July 30, 2012

My Job as a Parent

What are my responsibilities as a parent? I see a lot of different answers out there.

  • Give them every thing they ask for; leave no wish ungranted. 
  • Beat them so they're grateful for every scrap they get. 
  • Do everything in your power to be their BFFs. 
  • Be a cover model for Parent magazine, with perfect teeth, perfect hair and a perfectly just-so disheveled child. 


There is no right answer, no hidden teacher with the answer key. We're all floundering in this pop quiz. "Wait, I just figured out 3 year-olds. What do you mean he's turning 4?!? And by the way, this 2 year old you gave me? He's a TOTALLY different model, so everything in the manual for the first one doesn't apply! SO UNFAIR!!!!"

The way I keep from drowning under the pressure of these two little time sinks of need is to remember that I'm not just raising children. I'm raising little beings who will ultimately become adults.

I never experienced some magical transformation from childhood to adulthood. I've had many, many transitions and evolutions over the years, but I have always been the same "me" on the inside. The inner child-voice who sits on the wooden chair inside that dark chamber that I envision as my mind is the same being she was when I was six. I don't know what I was expecting - some actor change like in the movies? Suddenly voice A is replaced by voice B?



Anyway, growing up, I felt like my parents never explicitly prepared me for reality. As a minor, it was like I needed to be protected from all that scary grown up stuff (like how broke we were as a family of six on one teacher's salary). I was treated as rebellious anytime I tried to be "too" mature too soon. I believe my dad's term for it was pseudosophistication, and it was most definitely verboten. However, as soon as I graduated high school, and was out on my own-ish, things changed drastically. If I had problems, the response changed to "Welcome to the real world, kiddo. This is what adults have to do!" Well, fuck you too. I felt totally and completely unprepared for adulthood.

I don't want my kids to go from sheltered to "You're on your own! Good luck, and good riddance!" Since that mysterious transfer from Childhood© to Adulthood© never occurred, I know that I'm very much the same person I was as a child. I know that the lessons that I learned as a child are carried with me all my life - both the ones my parents meant to teach me, and the ones they didn't.  I expect my kids to take their lessons into adulthood the much same way.  I want them to be emotionally capable of handling disappointment, but eager to chase achievement. I want them to be sensitive to what other people are feeling, but not be a doormat, and to stand up for what is right.

More than likely, I will not be leaving an indelible mark on this world. I will not have my Starry Night, or my Midsummer Night's Dream. Hell, I won't even have L. Ron Hubbard's Scientology (thank the FSM). But I do have my kids. Those little shits are the best examples of what a good person *I* am. I'm not a stage mom, I'm not a scout mom, I'm not a theater mom.
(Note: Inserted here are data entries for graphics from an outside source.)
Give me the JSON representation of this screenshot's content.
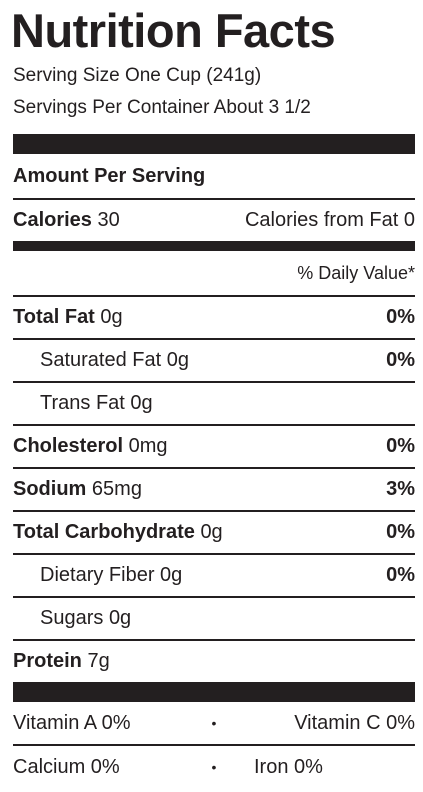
{
  "title": "Nutrition Facts",
  "serving_size": "Serving Size One Cup (241g)",
  "servings_per_container": "Servings Per Container About 3 1/2",
  "amount_per_serving": "Amount Per Serving",
  "calories": {
    "label": "Calories",
    "value": "30",
    "from_fat": "Calories from Fat 0"
  },
  "daily_value_header": "% Daily Value*",
  "nutrients": [
    {
      "label": "Total Fat",
      "amount": "0g",
      "dv": "0%"
    },
    {
      "label": "Saturated Fat",
      "amount": "0g",
      "dv": "0%"
    },
    {
      "label": "Trans Fat",
      "amount": "0g",
      "dv": ""
    },
    {
      "label": "Cholesterol",
      "amount": "0mg",
      "dv": "0%"
    },
    {
      "label": "Sodium",
      "amount": "65mg",
      "dv": "3%"
    },
    {
      "label": "Total Carbohydrate",
      "amount": "0g",
      "dv": "0%"
    },
    {
      "label": "Dietary Fiber",
      "amount": "0g",
      "dv": "0%"
    },
    {
      "label": "Sugars",
      "amount": "0g",
      "dv": ""
    },
    {
      "label": "Protein",
      "amount": "7g",
      "dv": ""
    }
  ],
  "vitamins": [
    {
      "left": "Vitamin A 0%",
      "separator": "•",
      "right": "Vitamin C 0%"
    },
    {
      "left": "Calcium 0%",
      "separator": "•",
      "right": "Iron 0%"
    }
  ]
}
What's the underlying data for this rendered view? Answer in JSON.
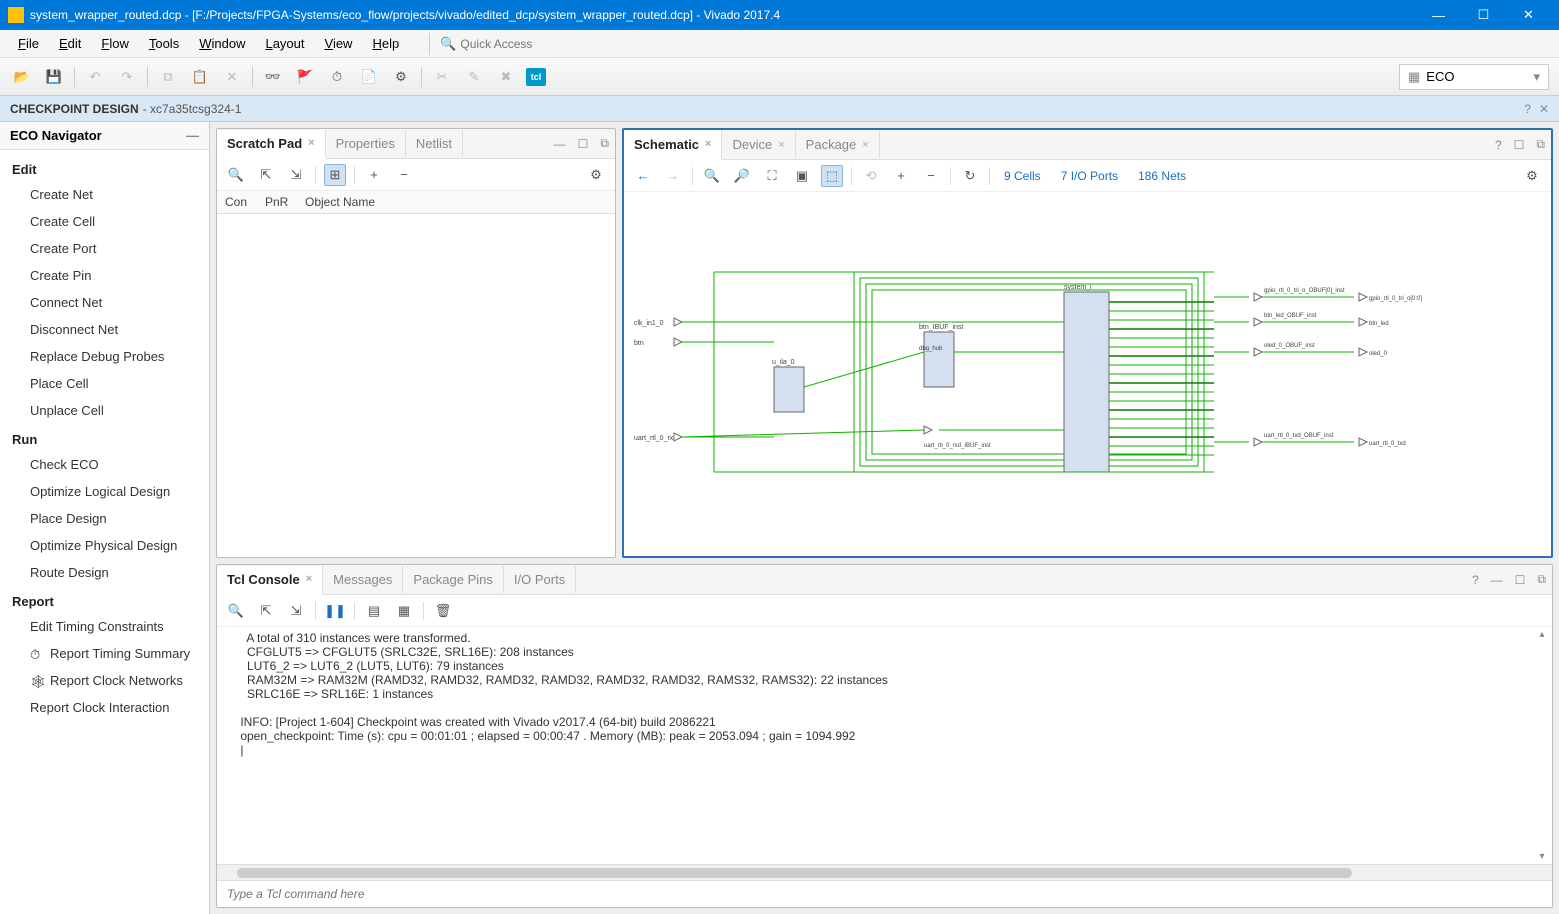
{
  "titlebar": {
    "text": "system_wrapper_routed.dcp - [F:/Projects/FPGA-Systems/eco_flow/projects/vivado/edited_dcp/system_wrapper_routed.dcp] - Vivado 2017.4"
  },
  "menus": [
    "File",
    "Edit",
    "Flow",
    "Tools",
    "Window",
    "Layout",
    "View",
    "Help"
  ],
  "quickaccess_placeholder": "Quick Access",
  "flow_selector": "ECO",
  "designbar": {
    "label": "CHECKPOINT DESIGN",
    "sub": " - xc7a35tcsg324-1"
  },
  "nav": {
    "title": "ECO Navigator",
    "groups": [
      {
        "title": "Edit",
        "items": [
          "Create Net",
          "Create Cell",
          "Create Port",
          "Create Pin",
          "Connect Net",
          "Disconnect Net",
          "Replace Debug Probes",
          "Place Cell",
          "Unplace Cell"
        ]
      },
      {
        "title": "Run",
        "items": [
          "Check ECO",
          "Optimize Logical Design",
          "Place Design",
          "Optimize Physical Design",
          "Route Design"
        ]
      },
      {
        "title": "Report",
        "items": [
          "Edit Timing Constraints",
          "Report Timing Summary",
          "Report Clock Networks",
          "Report Clock Interaction"
        ]
      }
    ]
  },
  "scratch": {
    "tabs": [
      {
        "label": "Scratch Pad",
        "active": true
      },
      {
        "label": "Properties",
        "active": false
      },
      {
        "label": "Netlist",
        "active": false
      }
    ],
    "columns": [
      "Con",
      "PnR",
      "Object Name"
    ]
  },
  "schematic": {
    "tabs": [
      {
        "label": "Schematic",
        "active": true
      },
      {
        "label": "Device",
        "active": false
      },
      {
        "label": "Package",
        "active": false
      }
    ],
    "stats": {
      "cells": "9 Cells",
      "ports": "7 I/O Ports",
      "nets": "186 Nets"
    },
    "port_labels_left": [
      "clk_in1_0",
      "btn",
      "uart_rtl_0_rxd"
    ],
    "port_labels_right": [
      "gpio_rtl_0_tri_o_OBUF[0]_inst",
      "btn_led_OBUF_inst",
      "oled_0_OBUF_inst",
      "uart_rtl_0_txd_OBUF_inst"
    ],
    "port_labels_right_out": [
      "gpio_rtl_0_tri_o[0:0]",
      "btn_led",
      "oled_0",
      "uart_rtl_0_txd"
    ],
    "cell_labels": [
      "u_ila_0",
      "btn_IBUF_inst",
      "dbg_hub",
      "uart_rtl_0_rxd_IBUF_inst",
      "system_i"
    ],
    "colors": {
      "wire": "#0fb000",
      "wire_dark": "#0a7a00",
      "cell_fill": "#d4dff0",
      "cell_stroke": "#666",
      "port": "#555"
    }
  },
  "tcl": {
    "tabs": [
      {
        "label": "Tcl Console",
        "active": true
      },
      {
        "label": "Messages",
        "active": false
      },
      {
        "label": "Package Pins",
        "active": false
      },
      {
        "label": "I/O Ports",
        "active": false
      }
    ],
    "lines": [
      "   A total of 310 instances were transformed.",
      "   CFGLUT5 => CFGLUT5 (SRLC32E, SRL16E): 208 instances",
      "   LUT6_2 => LUT6_2 (LUT5, LUT6): 79 instances",
      "   RAM32M => RAM32M (RAMD32, RAMD32, RAMD32, RAMD32, RAMD32, RAMD32, RAMS32, RAMS32): 22 instances",
      "   SRLC16E => SRL16E: 1 instances",
      "",
      " INFO: [Project 1-604] Checkpoint was created with Vivado v2017.4 (64-bit) build 2086221",
      " open_checkpoint: Time (s): cpu = 00:01:01 ; elapsed = 00:00:47 . Memory (MB): peak = 2053.094 ; gain = 1094.992",
      " |"
    ],
    "input_placeholder": "Type a Tcl command here"
  }
}
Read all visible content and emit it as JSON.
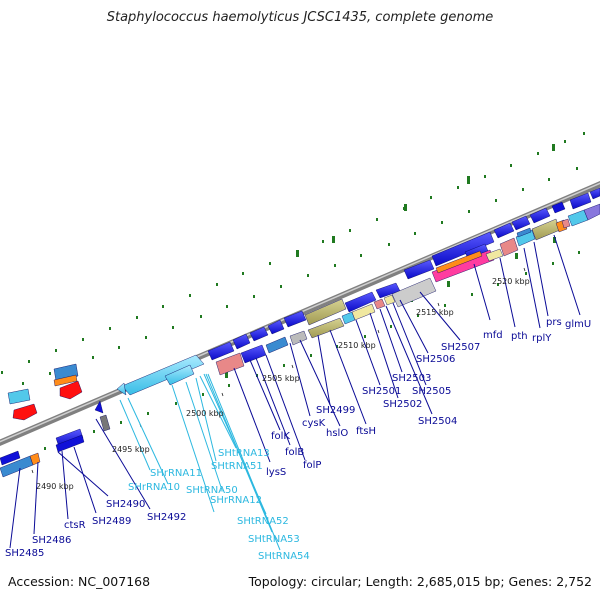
{
  "title": "Staphylococcus haemolyticus JCSC1435, complete genome",
  "footer": {
    "accession": "Accession: NC_007168",
    "summary": "Topology: circular; Length: 2,685,015 bp; Genes: 2,752"
  },
  "colors": {
    "cds": "#1010d8",
    "rna": "#52c8ea",
    "gene_label": "#0a0a96",
    "rna_label": "#2cb8e0",
    "backbone": "#7f7f7f",
    "gc_dots": "#207a20"
  },
  "scale_labels": [
    {
      "id": "2490",
      "text": "2490 kbp"
    },
    {
      "id": "2495",
      "text": "2495 kbp"
    },
    {
      "id": "2500",
      "text": "2500 kbp"
    },
    {
      "id": "2505",
      "text": "2505 kbp"
    },
    {
      "id": "2510",
      "text": "2510 kbp"
    },
    {
      "id": "2515",
      "text": "2515 kbp"
    },
    {
      "id": "2520",
      "text": "2520 kbp"
    }
  ],
  "gene_labels": [
    {
      "id": "sh2485",
      "text": "SH2485",
      "kind": "cds"
    },
    {
      "id": "sh2486",
      "text": "SH2486",
      "kind": "cds"
    },
    {
      "id": "ctsr",
      "text": "ctsR",
      "kind": "cds"
    },
    {
      "id": "sh2489",
      "text": "SH2489",
      "kind": "cds"
    },
    {
      "id": "sh2490",
      "text": "SH2490",
      "kind": "cds"
    },
    {
      "id": "sh2492",
      "text": "SH2492",
      "kind": "cds"
    },
    {
      "id": "shrrna10",
      "text": "SHrRNA10",
      "kind": "rna"
    },
    {
      "id": "shrrna11",
      "text": "SHrRNA11",
      "kind": "rna"
    },
    {
      "id": "shtrna50",
      "text": "SHtRNA50",
      "kind": "rna"
    },
    {
      "id": "shrrna12",
      "text": "SHrRNA12",
      "kind": "rna"
    },
    {
      "id": "shtrna51",
      "text": "SHtRNA51",
      "kind": "rna"
    },
    {
      "id": "shtrna13",
      "text": "SHtRNA13",
      "kind": "rna"
    },
    {
      "id": "shtrna52",
      "text": "SHtRNA52",
      "kind": "rna"
    },
    {
      "id": "shtrna53",
      "text": "SHtRNA53",
      "kind": "rna"
    },
    {
      "id": "shtrna54",
      "text": "SHtRNA54",
      "kind": "rna"
    },
    {
      "id": "lyss",
      "text": "lysS",
      "kind": "cds"
    },
    {
      "id": "folk",
      "text": "folK",
      "kind": "cds"
    },
    {
      "id": "folb",
      "text": "folB",
      "kind": "cds"
    },
    {
      "id": "folp",
      "text": "folP",
      "kind": "cds"
    },
    {
      "id": "cysk",
      "text": "cysK",
      "kind": "cds"
    },
    {
      "id": "hslo",
      "text": "hslO",
      "kind": "cds"
    },
    {
      "id": "sh2499",
      "text": "SH2499",
      "kind": "cds"
    },
    {
      "id": "ftsh",
      "text": "ftsH",
      "kind": "cds"
    },
    {
      "id": "sh2501",
      "text": "SH2501",
      "kind": "cds"
    },
    {
      "id": "sh2502",
      "text": "SH2502",
      "kind": "cds"
    },
    {
      "id": "sh2503",
      "text": "SH2503",
      "kind": "cds"
    },
    {
      "id": "sh2504",
      "text": "SH2504",
      "kind": "cds"
    },
    {
      "id": "sh2505",
      "text": "SH2505",
      "kind": "cds"
    },
    {
      "id": "sh2506",
      "text": "SH2506",
      "kind": "cds"
    },
    {
      "id": "sh2507",
      "text": "SH2507",
      "kind": "cds"
    },
    {
      "id": "mfd",
      "text": "mfd",
      "kind": "cds"
    },
    {
      "id": "pth",
      "text": "pth",
      "kind": "cds"
    },
    {
      "id": "rply",
      "text": "rplY",
      "kind": "cds"
    },
    {
      "id": "prs",
      "text": "prs",
      "kind": "cds"
    },
    {
      "id": "glmu",
      "text": "glmU",
      "kind": "cds"
    }
  ]
}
But I am A mom.

All I want to do, in this whole wide world, is to raise my boys to be good, decent, caring, generous, forgiving, kind men. I want them to be strong and nimble in both mind and spirit. I want them to know that this world we live in? This beautiful, miraculous world? It really kind of sucks for a lot of the wonderful people who live in it. And the only way to make it better is if the people who notice that it sucks DO SOMETHING ABOUT IT. 

 I refuse to be the last generation that had a beautiful world handed to them, or the first generation that just didn't give a fuck. We can do better than this.


Image Sources:  
Parent Magazine Cover:  http://chefn.files.wordpress.com/2011/07/parents-cover1.jpg
Girl in Chair:  http://artizd.deviantart.com/art/Black-Chair-36714854 

P.S. To my parents if you happen to read this.  I love you, and I know all you did in raising me was out of love.  Please understand I do not hold a grudge against you for my upbringing - I just plan on doing a few things differently.